Recently, US space agency Nasa’s Curiosity rover drilled a sample at a location called “Ubajara.” While the crater has an official name, the drill location has a nickname. These names are among thousands used by Nasa to identify craters, hills, riverbeds, and rock surfaces studied on Mars.
Over 25 years ago, scientists used cartoon character names as identifiers such as “Yogi Rock,” “Casper,” and “Scooby-Doo”. These were among the unofficial names applied by the team behind Nasa’s first rover, Sojourner, in the late 1990s.
Now, names such as Rocky Mountain, Sierra Nevada, Timanfaya, and Pembrokeshire Coast are given to study locations on Mars. According to Ashwin Vasavada, the Curiosity mission’s project scientist at Nasa’s Jet Propulsion Laboratory in Southern California, the main reason for the names is to keep track of all the findings. Vasavada added in a statement by Nasa, “Later on, we can refer to the many hills and rocks by name as we discuss them and eventually document our discoveries.”
According to Nasa, there is a simple difference between an official name on Mars and an unofficial one: the former has been approved by the International Astronomical Union (IAU), which implements standards for naming planetary features and records the names in the Gazetteer of Planetary Nomenclature.
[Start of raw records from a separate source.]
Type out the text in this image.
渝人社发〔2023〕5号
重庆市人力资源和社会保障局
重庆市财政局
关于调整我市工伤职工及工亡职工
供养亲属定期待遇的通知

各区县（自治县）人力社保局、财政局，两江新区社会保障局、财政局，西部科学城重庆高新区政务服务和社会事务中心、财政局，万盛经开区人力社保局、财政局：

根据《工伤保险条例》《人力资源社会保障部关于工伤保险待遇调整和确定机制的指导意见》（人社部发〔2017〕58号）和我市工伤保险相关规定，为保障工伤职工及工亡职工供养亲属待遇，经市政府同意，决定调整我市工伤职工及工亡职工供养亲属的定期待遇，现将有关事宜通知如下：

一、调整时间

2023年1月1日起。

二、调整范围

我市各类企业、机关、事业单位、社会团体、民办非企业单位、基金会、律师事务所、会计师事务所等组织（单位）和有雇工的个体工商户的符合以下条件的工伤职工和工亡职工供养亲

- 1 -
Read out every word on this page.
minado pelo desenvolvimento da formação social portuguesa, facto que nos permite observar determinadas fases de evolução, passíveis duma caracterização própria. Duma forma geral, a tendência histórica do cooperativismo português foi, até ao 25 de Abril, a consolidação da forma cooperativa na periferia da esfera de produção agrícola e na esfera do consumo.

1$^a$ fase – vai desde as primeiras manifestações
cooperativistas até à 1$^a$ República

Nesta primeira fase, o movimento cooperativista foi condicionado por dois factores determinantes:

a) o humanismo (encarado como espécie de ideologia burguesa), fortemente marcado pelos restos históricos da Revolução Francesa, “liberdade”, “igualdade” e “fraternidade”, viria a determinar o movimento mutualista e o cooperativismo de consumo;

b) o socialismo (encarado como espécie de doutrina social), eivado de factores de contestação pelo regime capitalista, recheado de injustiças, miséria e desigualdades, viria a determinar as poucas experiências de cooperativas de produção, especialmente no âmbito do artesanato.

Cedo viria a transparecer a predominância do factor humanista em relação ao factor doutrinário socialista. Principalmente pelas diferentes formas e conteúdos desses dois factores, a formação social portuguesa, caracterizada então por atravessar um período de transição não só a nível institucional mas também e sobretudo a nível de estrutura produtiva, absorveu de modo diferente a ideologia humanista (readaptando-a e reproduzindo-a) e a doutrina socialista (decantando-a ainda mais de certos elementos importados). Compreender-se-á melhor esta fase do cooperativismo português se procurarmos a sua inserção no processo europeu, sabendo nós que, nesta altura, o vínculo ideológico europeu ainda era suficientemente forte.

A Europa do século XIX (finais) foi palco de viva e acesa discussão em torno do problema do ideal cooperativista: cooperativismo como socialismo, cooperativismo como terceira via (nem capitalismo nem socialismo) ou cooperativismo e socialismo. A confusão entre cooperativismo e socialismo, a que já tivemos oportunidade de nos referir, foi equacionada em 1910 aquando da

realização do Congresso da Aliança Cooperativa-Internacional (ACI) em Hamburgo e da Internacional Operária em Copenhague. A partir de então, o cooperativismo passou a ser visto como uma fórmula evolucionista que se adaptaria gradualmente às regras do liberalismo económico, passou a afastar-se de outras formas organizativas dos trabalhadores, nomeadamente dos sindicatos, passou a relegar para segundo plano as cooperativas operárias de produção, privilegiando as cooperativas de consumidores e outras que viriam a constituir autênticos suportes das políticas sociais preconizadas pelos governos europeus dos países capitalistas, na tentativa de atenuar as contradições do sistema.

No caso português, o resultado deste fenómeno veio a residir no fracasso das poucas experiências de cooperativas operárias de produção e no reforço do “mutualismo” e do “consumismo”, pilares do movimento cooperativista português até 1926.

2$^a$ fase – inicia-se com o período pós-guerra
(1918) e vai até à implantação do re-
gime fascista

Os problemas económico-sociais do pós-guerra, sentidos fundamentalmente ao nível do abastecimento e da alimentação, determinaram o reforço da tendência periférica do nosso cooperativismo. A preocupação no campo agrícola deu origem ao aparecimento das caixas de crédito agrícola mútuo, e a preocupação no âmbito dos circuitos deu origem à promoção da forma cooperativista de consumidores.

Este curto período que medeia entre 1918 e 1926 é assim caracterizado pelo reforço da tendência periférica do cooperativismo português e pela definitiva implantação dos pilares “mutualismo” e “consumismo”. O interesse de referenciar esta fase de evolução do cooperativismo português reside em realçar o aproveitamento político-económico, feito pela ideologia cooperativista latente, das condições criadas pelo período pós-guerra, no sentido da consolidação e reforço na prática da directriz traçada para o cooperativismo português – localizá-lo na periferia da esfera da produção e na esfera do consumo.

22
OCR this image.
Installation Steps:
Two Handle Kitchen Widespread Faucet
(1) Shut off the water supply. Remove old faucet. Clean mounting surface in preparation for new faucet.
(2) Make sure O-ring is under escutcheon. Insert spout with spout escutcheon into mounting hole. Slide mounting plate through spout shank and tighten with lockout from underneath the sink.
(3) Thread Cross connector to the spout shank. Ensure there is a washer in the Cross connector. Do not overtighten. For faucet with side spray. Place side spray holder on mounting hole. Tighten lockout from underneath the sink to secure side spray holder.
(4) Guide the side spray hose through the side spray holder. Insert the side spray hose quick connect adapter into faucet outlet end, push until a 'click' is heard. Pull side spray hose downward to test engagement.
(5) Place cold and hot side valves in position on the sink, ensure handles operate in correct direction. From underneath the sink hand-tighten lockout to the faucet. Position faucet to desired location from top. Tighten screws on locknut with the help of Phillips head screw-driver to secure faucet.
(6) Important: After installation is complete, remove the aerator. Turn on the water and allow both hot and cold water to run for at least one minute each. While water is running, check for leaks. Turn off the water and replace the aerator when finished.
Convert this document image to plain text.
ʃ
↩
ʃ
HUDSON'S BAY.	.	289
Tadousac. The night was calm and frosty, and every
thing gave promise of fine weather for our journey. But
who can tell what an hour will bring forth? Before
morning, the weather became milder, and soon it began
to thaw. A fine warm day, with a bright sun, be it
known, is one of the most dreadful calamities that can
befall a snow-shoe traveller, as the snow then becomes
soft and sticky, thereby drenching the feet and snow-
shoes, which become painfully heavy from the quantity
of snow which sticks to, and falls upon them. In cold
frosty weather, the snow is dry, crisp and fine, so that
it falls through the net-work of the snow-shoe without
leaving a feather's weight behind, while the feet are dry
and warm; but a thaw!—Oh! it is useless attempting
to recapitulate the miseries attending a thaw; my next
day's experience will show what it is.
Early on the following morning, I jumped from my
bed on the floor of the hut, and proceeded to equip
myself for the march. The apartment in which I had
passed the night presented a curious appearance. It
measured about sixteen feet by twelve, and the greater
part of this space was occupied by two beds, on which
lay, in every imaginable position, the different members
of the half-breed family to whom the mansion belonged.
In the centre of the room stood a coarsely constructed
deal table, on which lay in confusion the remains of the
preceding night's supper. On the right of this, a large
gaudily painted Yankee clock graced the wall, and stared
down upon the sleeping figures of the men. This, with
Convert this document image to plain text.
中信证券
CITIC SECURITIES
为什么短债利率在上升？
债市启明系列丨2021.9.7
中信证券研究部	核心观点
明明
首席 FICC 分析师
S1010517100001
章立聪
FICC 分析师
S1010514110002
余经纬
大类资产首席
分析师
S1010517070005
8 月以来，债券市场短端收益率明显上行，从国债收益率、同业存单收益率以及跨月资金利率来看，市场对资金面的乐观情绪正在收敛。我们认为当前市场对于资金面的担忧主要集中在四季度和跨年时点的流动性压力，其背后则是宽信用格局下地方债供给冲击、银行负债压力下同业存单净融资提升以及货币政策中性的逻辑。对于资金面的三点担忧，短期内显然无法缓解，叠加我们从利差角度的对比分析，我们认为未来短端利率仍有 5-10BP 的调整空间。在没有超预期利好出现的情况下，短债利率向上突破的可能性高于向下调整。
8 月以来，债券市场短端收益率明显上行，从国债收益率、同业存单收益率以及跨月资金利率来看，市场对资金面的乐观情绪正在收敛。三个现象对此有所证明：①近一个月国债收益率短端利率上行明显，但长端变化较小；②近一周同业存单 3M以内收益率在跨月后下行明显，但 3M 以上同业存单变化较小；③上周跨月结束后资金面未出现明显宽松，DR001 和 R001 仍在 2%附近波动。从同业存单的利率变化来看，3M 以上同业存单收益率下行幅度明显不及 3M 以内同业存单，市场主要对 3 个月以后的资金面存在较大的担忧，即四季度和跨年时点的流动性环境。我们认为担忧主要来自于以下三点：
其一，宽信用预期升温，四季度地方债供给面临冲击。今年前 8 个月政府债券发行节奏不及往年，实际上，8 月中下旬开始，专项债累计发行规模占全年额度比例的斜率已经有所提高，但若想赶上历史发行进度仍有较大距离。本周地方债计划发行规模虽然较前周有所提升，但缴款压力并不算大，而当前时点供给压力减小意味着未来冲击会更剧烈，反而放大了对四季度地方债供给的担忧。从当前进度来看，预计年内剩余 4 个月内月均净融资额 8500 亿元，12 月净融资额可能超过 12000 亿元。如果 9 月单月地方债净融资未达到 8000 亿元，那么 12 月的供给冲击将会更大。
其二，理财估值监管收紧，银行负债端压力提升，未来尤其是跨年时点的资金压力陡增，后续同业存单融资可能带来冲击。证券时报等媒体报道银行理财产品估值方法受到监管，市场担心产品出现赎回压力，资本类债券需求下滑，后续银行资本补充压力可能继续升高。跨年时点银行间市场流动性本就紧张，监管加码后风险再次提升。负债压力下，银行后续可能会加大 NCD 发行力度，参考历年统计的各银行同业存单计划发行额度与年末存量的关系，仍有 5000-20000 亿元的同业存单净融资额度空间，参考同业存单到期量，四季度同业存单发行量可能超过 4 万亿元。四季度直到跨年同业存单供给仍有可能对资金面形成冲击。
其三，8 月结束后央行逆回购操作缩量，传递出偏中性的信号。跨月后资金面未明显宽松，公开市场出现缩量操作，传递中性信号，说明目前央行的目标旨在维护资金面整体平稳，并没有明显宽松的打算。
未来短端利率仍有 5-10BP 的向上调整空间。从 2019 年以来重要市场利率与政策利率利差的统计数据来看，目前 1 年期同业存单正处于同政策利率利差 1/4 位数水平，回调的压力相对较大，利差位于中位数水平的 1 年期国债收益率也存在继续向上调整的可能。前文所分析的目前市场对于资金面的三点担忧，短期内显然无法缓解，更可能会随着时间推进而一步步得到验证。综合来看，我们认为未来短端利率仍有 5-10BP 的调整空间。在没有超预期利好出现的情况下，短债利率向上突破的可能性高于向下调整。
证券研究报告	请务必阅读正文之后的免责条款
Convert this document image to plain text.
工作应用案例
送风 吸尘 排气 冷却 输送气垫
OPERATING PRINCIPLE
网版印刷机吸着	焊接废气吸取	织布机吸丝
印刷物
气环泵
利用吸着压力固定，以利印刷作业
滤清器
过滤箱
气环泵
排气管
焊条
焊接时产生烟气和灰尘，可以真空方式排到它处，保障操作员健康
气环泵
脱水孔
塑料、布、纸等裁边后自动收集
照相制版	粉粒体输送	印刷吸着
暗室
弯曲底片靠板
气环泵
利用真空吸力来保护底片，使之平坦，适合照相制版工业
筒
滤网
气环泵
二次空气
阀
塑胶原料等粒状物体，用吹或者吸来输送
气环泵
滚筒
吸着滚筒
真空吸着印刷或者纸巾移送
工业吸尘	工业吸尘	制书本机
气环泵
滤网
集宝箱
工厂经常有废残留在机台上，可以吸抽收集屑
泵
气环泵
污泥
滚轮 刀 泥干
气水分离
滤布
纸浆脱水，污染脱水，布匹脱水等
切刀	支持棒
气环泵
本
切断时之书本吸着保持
For example, Nasa spokespersons in the statement explain, craters larger than 60 kilometres are named after scientists or science-fiction authors. The smaller ones are named after towns with populations of less than 100,000 people. Currently, the Perseverance rover is examining rock areas near the Belva Crater, which is located within the Jezero Crater.
Belva is named after a West Virginia town which is named after Belva Lockwood, the suffragist who ran for president in 1884 and 1888. Jezero Crater shared the name with a Bosnian town, according to Nasa.
More than 2,000 locations on Mars have official names, but even more have unofficial nicknames. Mostly, Curiosity and Perseverance missions use nicknames based on terrestrial locations, according to the statement.
Team members suggest ideas for themes based on areas where they have worked or have a personal connection. This is informally discussed and after a theme is picked, the names fitting into that theme are compiled. For Curiosity’s latest quadrant, the team picked a theme named after Roraima, the northernmost state of Brazil, and for Mount Roraima, the highest peak in the Pacaraima Mountains, located near the border of Venezuela, Brazil, and Guyana. This was the first South American quadrant theme, according to Nasa.